Frequently asked questions
- What is a 1x liquidation preference?
- A 1x liquidation preference means the investor gets back 1x their invested capital before common shareholders receive anything. If an investor put in $2M, they get the first $2M of exit proceeds. A 2x preference means they get $4M first. Multiple preferences above 1x are increasingly rare at seed and Series A - most top-tier investors accept 1x non-participating as the market standard.
- Should I accept a participating preferred term?
- Try not to. Non-participating is the market standard at seed and Series A. If an investor insists on participating preferred, push for a cap (3x is common) and model the exit scenarios in this calculator before agreeing. The difference between participating and non-participating can be significant at moderate exit valuations - often the exact range where most acquisitions happen.
- How do liquidation preferences work with multiple rounds?
- Preferences stack. In most deals, later investors have liquidation preference seniority over earlier investors (a 'waterfall'). Seed investors get paid after Series A investors, Series A after Series B, and so on.
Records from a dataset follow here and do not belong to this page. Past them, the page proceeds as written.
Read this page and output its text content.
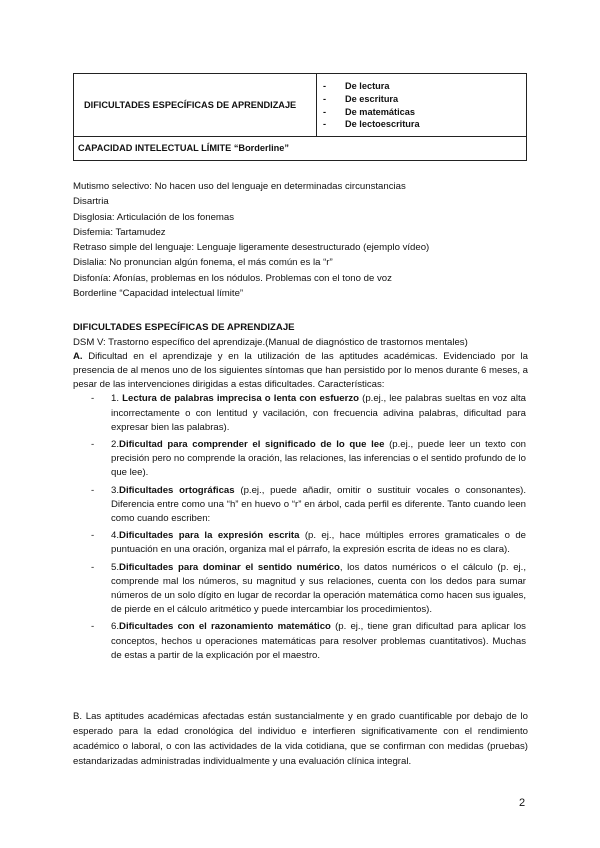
DIFICULTADES ESPECÍFICAS DE APRENDIZAJE	
-	De lectura
-	De escritura
-	De matemáticas
-	De lectoescritura

CAPACIDAD INTELECTUAL LÍMITE “Borderline”

Mutismo selectivo: No hacen uso del lenguaje en determinadas circunstancias

Disartria

Disglosia: Articulación de los fonemas

Disfemia: Tartamudez

Retraso simple del lenguaje: Lenguaje ligeramente desestructurado (ejemplo vídeo)

Dislalia: No pronuncian algún fonema, el más común es la “r”

Disfonía: Afonías, problemas en los nódulos. Problemas con el tono de voz

Borderline “Capacidad intelectual límite”

DIFICULTADES ESPECÍFICAS DE APRENDIZAJE

DSM V: Trastorno específico del aprendizaje.(Manual de diagnóstico de trastornos mentales)

A. Dificultad en el aprendizaje y en la utilización de las aptitudes académicas. Evidenciado por la presencia de al menos uno de los siguientes síntomas que han persistido por lo menos durante 6 meses, a pesar de las intervenciones dirigidas a estas dificultades. Características:

-	1. Lectura de palabras imprecisa o lenta con esfuerzo (p.ej., lee palabras sueltas en voz alta incorrectamente o con lentitud y vacilación, con frecuencia adivina palabras, dificultad para expresar bien las palabras).
-	2.Dificultad para comprender el significado de lo que lee (p.ej., puede leer un texto con precisión pero no comprende la oración, las relaciones, las inferencias o el sentido profundo de lo que lee).
-	3.Dificultades ortográficas (p.ej., puede añadir, omitir o sustituir vocales o consonantes). Diferencia entre como una “h” en huevo o “r” en árbol, cada perfil es diferente. Tanto cuando leen como cuando escriben:
-	4.Dificultades para la expresión escrita (p. ej., hace múltiples errores gramaticales o de puntuación en una oración, organiza mal el párrafo, la expresión escrita de ideas no es clara).
-	5.Dificultades para dominar el sentido numérico, los datos numéricos o el cálculo (p. ej., comprende mal los números, su magnitud y sus relaciones, cuenta con los dedos para sumar números de un solo dígito en lugar de recordar la operación matemática como hacen sus iguales, de pierde en el cálculo aritmético y puede intercambiar los procedimientos).
-	6.Dificultades con el razonamiento matemático (p. ej., tiene gran dificultad para aplicar los conceptos, hechos u operaciones matemáticas para resolver problemas cuantitativos). Muchas de estas a partir de la explicación por el maestro.

B. Las aptitudes académicas afectadas están sustancialmente y en grado cuantificable por debajo de lo esperado para la edad cronológica del individuo e interfieren significativamente con el rendimiento académico o laboral, o con las actividades de la vida cotidiana, que se confirman con medidas (pruebas) estandarizadas administradas individualmente y una evaluación clínica integral.

2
This is why later-stage investors care less about preference type - they are senior in the stack. Early-stage investors care more because they sit at the bottom. Model all tranches together, not individually.
- What is a liquidation preference in a term sheet?
- It is the clause that defines how proceeds from a sale, merger, or wind-down are distributed between investors and common shareholders (founders and employees). The term sheet will specify: the multiple (1x, 1.5x, 2x), whether it is participating or non-participating, and whether there is a cap. These three variables determine what you receive at every possible exit price.
- At what exit size do preferences stop mattering?
- It depends on the total capital raised and the ownership percentages. Generally, once the exit valuation is large enough that the investor's pro-rata share (ownership percentage times exit price) exceeds their preference, they convert to common. For a $5M investment at 25% ownership, the crossover point for a 1x non-participating preference is $20M (5M / 25%). Above that, the investor converts. Below it, they take the preference.